The third major mistake in Andromeda, and by far the biggest, is this:
They don’t conclude any of the storylines.
Seriously. Not one.
At the end of the game:
- You have reactivated the Remnant sites, putting several worlds back on the path to livability. But that eventual outcome is years in the future, and in the meantime, beyond learning the name of the Remnant builders, you still have no idea who they were, what they were trying to accomplish, if they’re still around somewhere, who sent the Scourge against them, or what, exactly, the Scourge even is.
- You have founded several colonies and made connections with the separatist settlements, beginning the process of rebuilding and restoring the various relationships. But they still continue to live apart from you, regarding you with mistrust and veiled hostility.
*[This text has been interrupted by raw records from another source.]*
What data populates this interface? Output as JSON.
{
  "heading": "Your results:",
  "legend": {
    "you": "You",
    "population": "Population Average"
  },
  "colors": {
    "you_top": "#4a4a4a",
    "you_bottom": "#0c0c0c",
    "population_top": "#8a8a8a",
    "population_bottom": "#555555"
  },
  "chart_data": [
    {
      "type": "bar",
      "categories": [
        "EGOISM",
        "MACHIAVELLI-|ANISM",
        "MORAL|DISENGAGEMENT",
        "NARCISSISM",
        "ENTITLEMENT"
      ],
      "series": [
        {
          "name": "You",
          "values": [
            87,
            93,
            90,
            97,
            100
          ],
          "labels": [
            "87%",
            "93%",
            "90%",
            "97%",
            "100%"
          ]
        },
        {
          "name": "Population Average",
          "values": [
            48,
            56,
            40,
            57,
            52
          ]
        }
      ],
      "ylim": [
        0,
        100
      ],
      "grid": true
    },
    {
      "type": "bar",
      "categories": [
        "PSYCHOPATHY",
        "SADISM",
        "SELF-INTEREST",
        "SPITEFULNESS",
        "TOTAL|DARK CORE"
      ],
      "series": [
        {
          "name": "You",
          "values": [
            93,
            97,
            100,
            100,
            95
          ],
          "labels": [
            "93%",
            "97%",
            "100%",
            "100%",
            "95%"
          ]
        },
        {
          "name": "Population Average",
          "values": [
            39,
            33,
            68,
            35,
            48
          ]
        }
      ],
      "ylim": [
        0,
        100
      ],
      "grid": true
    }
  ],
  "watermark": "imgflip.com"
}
- And you’ve defeated the kett leader and eliminated them as a threat to your nascent colonization effort. But it’s a short-term victory, because you learn he wasn’t the overall leader, just a local general, and there’s a vast empire behind him, which will be a problem now that they’re aware of you.
You don’t even get a conclusion to the flashback narrative; instead, there’s one final revelation about your family, with possibly significant implications, but then you decide to table any action until later.
This isn’t a matter of an epic saga that deliberately concludes without tidy endings, telling a large-scale story that finds a satisfying stopping point while suggesting the continuation of life and conflict beyond the final page or after the credit roll.
This is obviously intended as the launch point for a new trilogy, or series, or whatever, with the aim of following the plotlines into the future. So, yes, that requires a lot of setup, and will leave threads dangling to be picked up and developed in subsequent installments. Yes, we expect to be left with certain cliffhangers, hooks to motivate us to continue the story by purchasing the next game when (or, now, if) it’s released.
But Andromeda doesn’t give us any resolution. It leaves everything hanging.
Not only does it not have the focus or discipline to tell us one story, it starts telling us four different stories, and then doesn’t finish any of them. You definitely get the sense that the designers do have at least some of the answers, that they have a general plan for resolving the mysteries and they know where the story is going, but they don’t give us any of that. They have the temerity, the arrogance, to hold back almost everything, blindly trusting that of course the game would be hugely successful and would justify future installments where then we would get our conclusions and our answers.
The presumption of this. The gall.
And they indulge in this unalloyed hubris despite being completely oblivious to the fact that their central story hook, the Remnant mystery, is fatally flawed as narrative, dead and fixed and passive, and requires the piling-on of dozens of hours of semi-adjacent story just to give the player something to do.
This kind of delayed-gratification storytelling can work. The first Mass Effect introduces a villain for us to chase, before revealing that there’s a greater power behind him. In the end of that first episode, we defeat the local antagonist and a single representative of the greater power, and we put off the larger war until later. But that first game is smart enough to give us answers, leading us forward in the story. Imagine if we had defeated Saren, and learned of the existence of something called Reapers, but we didn’t know what they were, and we didn’t know the truth of the Citadel and of the cycle and of the Protheans’ place in it. Imagine how much less satisfying that first game would have been without all of those resolutions.
That’s Andromeda.
And the ironic result of all of this, the misplaced confidence and swaggering ego required to believe that they can get away with offering only part of the story, wrapping up with a “come back next time!” wink, is a failure so catastrophic that it’s unlikely they will get the chance to finish it. Even if we get beyond our irritation at their smug refusal to give us a complete story and allow ourselves to get involved in the world they’ve built, even if we feel some investment in seeing the story through, we now must face the reality that we almost certainly won’t. We’ll never see if the krogans can achieve new maturity and keep their colony together. We’ll never be able to scrub the self-serving and corrupt bureaucrats from Initiative leadership. We’ll never make real peace with the exiles. We’ll never have the chance to destroy the terrible kett once and for all. We’ll never know who really built the Remnant sites or who inflicted the Scourge on them. We’ll never know the truth of the angara. We’ll never get to go rescue the quarian ark.
It’s maddening.
And it’s all part and parcel with the distinct feeling that not only did the designers never really figure out what story they were telling, they couldn’t clearly decide what game they were making.